Le lendemain matin la jeune femme se réveille avec le froid de la lame à nouveau en travers de sa poitrine. Mais elle ne s'en soucie presque plus, elle avance entre les branches, fait attention à ne pas trébucher sur quelque ronce ou racine qui se faufilent entre les troncs. Quand enfin elle aperçoit la lueur de la lisière c'est pour mieux apprécier la vue de la ville. Le port. Enfin.

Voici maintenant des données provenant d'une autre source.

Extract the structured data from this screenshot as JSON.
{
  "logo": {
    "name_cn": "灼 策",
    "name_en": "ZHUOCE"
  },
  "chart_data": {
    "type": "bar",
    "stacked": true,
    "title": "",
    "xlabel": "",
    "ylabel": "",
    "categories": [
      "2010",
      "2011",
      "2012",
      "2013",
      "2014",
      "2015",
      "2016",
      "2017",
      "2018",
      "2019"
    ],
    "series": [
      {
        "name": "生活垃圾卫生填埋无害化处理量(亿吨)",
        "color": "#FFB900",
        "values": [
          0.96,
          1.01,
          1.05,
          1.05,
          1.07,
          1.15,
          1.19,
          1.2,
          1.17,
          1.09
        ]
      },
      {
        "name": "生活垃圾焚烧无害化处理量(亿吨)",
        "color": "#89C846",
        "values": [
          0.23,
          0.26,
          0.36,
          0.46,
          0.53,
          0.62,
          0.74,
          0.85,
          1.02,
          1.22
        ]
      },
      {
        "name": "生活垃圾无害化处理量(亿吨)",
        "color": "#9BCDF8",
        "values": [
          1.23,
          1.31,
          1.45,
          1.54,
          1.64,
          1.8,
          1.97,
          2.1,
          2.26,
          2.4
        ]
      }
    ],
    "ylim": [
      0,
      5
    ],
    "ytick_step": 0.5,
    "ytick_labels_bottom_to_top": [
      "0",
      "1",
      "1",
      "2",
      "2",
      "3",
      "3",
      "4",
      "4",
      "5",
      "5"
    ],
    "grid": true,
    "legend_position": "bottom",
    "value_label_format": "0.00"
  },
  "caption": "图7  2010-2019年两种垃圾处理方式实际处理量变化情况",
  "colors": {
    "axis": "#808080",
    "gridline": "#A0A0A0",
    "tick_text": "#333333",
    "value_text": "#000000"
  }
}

La jeune fille sort de la jungle et passe dans les rues avec émerveillement, les boutiques et tavernes sont pleines de monde, des hommes et des femmes de tous les horizons. Elle percute un noble qui à sa vue retrousse ses lèvres de dégoût. C'est vrai que ces jours à traîner dans la boue et courir dans la poussière ont dû transformer son portrait. Elle décide donc, pour commencer de se rendre chez un drapier.

tiding L'échoppe est sombre mais les couleurs des tissus le rende convivial. La jeune femme observe les étoffes quand un homme filiforme s'approche d'elle et lui demande.

« Que cherchez-vous jeune fille, ce n'est pas un endroit pour les enfants. »

Après un instant de mutisme Melvenn répond d'une voix cassée mais digne.

« J'ai dix-huit ans, et j'ai de quoi acheter votre échoppe dans son intégralité, veuillez je vous prie à me parler avec respect et à me trouver une stola d'un blanc immaculé, ainsi qu'une cape dans un tissu moins noble mais plus discret. »

Impressionné par une telle autorité, le magasinier s'empresse de trouver exactement ce que lui demande la jeune Thériantrophe. Satisfaite de ses achats, la jeune femme se rend ensuite aux bains publiques où elle se lave et se débarrasse de ses habits déchirés. Elle fait enfin l'acquisition d'un sac où elle dépose ses effets personnels, qui se réduisent à son livre et à quelques économies, qui lui serviront à survivre jusqu'à son arrivée.

En fin de journée elle monte à bord du seul bateau en route vers Pinasse, la traversée ne lui coûte pas si cher, ce qui la rassure.

Bientôt Melvenn Mahana atteindra la Citadelle.